In connection with the Placing, Zeus Capital and/or any of their respective affiliates, acting as investors for their own accounts, may subscribe for or purchase Ordinary Shares and in that capacity may retain, purchase, sell, offer to sell or otherwise deal for their own accounts in such Ordinary Shares and other securities of the Company or related investments in connection with the Placing or otherwise. Accordingly, references in the Admission Document to the Ordinary Shares being offered, subscribed, acquired, placed or otherwise dealt in should be read as including any offer to, or subscription, acquisition, placing or dealing by Zeus Capital, and/or any of their respective affiliates acting as investors for their own accounts. In addition, Zeus Capital and/or their respective affiliates may enter into financing arrangements and swaps in connection with which Zeus Capital and/or their respective affiliates may from time to time acquire, hold or dispose of Ordinary Shares. Zeus Capital has no any intention to disclose the extent of any such investment or transactions otherwise than in accordance with any legal or regulatory obligations to do so.
Zeus Capital, which is authorised and regulated by the Financial Conduct Authority in the United Kingdom, is acting exclusively for the Company and no one else in connection with the Placing and Admission and will not be responsible to anyone other than the Company for providing the protections afforded to its clients or for providing advice in relation to the Placing and Admission or any other matters referred to in this announcement.
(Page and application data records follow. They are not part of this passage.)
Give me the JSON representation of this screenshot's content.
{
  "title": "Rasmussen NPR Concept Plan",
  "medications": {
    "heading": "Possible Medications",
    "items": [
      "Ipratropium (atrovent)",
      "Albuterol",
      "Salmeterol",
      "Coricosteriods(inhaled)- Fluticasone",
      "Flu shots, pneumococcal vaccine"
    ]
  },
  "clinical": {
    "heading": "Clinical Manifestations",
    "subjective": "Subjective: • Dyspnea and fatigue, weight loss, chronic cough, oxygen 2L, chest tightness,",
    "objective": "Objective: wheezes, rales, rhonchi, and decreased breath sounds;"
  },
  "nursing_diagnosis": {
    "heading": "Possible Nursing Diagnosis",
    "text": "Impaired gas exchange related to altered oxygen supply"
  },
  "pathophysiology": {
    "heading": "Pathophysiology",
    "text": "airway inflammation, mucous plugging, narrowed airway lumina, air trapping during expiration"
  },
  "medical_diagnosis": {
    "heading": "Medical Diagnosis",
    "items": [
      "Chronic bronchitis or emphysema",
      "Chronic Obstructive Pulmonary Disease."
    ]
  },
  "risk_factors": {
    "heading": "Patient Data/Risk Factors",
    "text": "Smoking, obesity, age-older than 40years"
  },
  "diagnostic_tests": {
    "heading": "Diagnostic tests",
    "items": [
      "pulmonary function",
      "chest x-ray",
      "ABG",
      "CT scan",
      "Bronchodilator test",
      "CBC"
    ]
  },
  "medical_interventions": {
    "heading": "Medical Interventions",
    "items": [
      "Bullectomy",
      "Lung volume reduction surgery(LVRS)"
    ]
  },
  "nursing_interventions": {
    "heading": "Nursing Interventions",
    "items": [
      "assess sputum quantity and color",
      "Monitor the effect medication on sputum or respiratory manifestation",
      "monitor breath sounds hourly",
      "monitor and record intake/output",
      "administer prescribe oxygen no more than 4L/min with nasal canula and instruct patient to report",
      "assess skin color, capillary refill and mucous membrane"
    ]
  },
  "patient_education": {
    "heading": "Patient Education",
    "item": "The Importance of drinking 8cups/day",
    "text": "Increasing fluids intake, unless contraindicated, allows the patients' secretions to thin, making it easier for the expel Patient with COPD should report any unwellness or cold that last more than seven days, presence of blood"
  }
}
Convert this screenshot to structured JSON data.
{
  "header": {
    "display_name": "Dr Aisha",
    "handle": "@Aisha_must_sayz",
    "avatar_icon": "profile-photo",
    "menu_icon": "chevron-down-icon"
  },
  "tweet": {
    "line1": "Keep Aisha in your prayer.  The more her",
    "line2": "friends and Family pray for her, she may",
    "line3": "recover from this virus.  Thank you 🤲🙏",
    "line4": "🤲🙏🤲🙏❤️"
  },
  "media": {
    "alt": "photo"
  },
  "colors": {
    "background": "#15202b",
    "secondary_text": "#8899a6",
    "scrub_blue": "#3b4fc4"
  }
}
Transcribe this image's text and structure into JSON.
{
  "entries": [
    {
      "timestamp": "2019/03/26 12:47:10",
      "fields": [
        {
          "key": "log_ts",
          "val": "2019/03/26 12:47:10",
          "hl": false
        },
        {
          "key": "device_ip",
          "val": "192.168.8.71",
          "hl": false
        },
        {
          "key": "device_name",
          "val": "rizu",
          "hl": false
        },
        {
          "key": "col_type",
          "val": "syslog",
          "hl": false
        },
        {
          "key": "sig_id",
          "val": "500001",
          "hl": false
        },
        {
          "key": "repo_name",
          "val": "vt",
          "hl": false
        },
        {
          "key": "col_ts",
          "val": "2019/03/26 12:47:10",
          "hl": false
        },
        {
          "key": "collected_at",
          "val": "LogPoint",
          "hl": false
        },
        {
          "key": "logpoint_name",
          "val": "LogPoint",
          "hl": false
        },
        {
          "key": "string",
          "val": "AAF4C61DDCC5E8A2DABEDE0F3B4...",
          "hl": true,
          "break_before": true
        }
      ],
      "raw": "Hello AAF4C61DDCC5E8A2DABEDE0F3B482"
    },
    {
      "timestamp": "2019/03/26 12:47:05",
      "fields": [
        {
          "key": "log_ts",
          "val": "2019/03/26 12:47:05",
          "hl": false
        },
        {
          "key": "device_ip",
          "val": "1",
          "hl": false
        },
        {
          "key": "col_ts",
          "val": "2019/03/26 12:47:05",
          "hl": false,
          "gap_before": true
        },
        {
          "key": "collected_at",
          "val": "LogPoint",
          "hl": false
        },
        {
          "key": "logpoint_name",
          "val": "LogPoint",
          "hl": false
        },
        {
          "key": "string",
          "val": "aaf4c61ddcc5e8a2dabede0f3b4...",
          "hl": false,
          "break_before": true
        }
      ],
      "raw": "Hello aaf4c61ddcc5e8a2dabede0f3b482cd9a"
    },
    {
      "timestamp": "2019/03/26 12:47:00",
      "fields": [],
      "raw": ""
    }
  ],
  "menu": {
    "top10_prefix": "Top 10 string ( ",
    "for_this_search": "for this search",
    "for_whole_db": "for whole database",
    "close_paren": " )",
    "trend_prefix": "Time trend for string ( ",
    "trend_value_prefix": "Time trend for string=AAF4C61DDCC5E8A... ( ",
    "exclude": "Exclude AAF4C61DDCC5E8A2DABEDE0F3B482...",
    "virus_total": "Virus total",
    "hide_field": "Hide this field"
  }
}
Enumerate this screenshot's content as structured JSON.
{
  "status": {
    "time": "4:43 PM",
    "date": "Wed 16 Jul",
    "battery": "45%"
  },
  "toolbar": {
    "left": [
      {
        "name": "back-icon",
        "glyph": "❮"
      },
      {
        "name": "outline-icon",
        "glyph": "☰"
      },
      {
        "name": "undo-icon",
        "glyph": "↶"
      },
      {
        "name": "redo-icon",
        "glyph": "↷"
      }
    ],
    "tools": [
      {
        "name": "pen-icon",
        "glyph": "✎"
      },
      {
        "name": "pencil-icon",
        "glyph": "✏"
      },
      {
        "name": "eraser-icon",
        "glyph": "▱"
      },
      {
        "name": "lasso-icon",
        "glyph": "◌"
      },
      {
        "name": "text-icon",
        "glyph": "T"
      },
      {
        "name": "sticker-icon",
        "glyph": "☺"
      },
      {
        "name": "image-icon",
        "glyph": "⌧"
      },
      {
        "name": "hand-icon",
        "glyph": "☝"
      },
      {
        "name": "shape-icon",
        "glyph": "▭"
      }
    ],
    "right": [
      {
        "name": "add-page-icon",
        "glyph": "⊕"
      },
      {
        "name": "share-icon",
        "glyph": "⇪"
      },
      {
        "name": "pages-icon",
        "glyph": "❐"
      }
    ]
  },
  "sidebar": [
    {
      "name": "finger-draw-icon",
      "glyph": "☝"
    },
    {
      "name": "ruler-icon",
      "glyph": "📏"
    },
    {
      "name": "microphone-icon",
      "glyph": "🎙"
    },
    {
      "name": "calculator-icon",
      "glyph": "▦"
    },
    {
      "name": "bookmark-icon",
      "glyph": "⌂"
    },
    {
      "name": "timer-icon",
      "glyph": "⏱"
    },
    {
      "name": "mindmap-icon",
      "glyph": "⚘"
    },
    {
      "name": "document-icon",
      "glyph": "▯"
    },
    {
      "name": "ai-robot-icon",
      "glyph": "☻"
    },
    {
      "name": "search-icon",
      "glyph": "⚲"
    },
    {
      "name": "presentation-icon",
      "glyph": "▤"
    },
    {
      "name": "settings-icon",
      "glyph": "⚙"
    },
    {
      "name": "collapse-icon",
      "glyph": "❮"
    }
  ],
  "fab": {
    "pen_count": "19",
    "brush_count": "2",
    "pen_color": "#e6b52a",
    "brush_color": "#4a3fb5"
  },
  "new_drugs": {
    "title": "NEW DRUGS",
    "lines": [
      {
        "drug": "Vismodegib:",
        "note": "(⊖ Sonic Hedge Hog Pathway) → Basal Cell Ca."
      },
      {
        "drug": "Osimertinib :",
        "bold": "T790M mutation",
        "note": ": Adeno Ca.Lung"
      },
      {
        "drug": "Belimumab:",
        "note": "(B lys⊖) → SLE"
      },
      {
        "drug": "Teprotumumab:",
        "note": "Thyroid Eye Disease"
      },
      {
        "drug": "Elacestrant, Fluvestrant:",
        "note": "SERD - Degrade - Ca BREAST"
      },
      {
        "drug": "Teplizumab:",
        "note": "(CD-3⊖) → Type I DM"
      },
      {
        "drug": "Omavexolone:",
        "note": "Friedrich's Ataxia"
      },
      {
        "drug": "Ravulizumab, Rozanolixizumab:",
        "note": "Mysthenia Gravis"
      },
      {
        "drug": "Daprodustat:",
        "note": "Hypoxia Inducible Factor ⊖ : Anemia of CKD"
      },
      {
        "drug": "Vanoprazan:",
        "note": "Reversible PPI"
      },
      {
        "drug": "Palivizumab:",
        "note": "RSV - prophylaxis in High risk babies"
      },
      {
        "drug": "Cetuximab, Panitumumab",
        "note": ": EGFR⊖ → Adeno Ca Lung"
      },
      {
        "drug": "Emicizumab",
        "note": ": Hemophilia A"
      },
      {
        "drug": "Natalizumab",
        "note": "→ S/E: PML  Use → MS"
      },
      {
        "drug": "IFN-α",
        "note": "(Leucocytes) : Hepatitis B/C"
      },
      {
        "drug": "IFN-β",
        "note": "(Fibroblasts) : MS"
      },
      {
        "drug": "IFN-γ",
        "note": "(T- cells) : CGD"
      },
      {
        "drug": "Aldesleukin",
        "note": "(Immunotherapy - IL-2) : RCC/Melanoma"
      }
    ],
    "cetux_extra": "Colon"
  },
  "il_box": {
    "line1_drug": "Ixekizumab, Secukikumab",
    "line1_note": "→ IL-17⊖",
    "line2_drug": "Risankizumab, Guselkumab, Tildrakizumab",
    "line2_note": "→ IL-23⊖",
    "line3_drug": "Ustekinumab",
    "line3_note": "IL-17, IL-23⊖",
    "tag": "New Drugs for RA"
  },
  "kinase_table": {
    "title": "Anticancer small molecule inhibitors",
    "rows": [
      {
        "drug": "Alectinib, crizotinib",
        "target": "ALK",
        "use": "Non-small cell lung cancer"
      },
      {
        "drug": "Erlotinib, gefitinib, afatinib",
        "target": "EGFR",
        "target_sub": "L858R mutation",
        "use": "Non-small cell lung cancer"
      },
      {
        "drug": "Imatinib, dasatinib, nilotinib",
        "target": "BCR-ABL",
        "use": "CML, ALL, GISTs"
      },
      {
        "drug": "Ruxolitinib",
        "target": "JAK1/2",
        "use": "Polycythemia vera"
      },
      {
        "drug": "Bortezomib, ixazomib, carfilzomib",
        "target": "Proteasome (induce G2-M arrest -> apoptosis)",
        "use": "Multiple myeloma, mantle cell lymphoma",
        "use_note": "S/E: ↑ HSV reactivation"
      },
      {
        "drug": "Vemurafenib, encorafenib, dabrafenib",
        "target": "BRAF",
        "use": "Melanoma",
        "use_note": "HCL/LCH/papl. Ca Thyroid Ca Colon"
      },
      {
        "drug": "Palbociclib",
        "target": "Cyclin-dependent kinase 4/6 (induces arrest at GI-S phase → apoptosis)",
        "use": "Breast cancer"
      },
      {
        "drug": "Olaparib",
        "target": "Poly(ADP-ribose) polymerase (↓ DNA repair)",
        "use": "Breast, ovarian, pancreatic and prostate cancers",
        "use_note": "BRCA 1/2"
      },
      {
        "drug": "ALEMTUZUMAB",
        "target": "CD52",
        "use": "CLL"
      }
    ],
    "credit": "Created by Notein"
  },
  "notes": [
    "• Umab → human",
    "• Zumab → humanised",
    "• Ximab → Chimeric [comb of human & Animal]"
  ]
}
Neither Zeus Capital nor any of their respective subsidiary undertakings, affiliates or any of their respective partners, directors, officers, employees, advisers, agents or any other person accepts any responsibility or liability whatsoever for, or makes any representation or warranty, express or implied, as to the truth, accuracy, completeness or fairness of the information or opinions in this announcement (or whether any information has been omitted from the announcement) or any other information relating to the Company, its subsidiaries or associated companies, whether written, oral or in a visual or electronic form, and howsoever transmitted or made available or for any loss howsoever arising from any use of this announcement or its contents or otherwise arising in connection therewith.
The price of shares and any income expected from them may go down as well as up and investors may not get back the full amount invested upon disposal of the shares. Past performance is no guide to future performance, and persons needing advice should consult an independent financial adviser.
Neither the content of the Company's website nor any website accessible by hyperlinks on the Company's website is incorporated in, or forms part of, this announcement.
Certain figures in this announcement, including financial information, have been subject to rounding adjustments. Accordingly, in certain instances, the sum or percentage change of the numbers contained in this announcement may not conform exactly with the total figure given.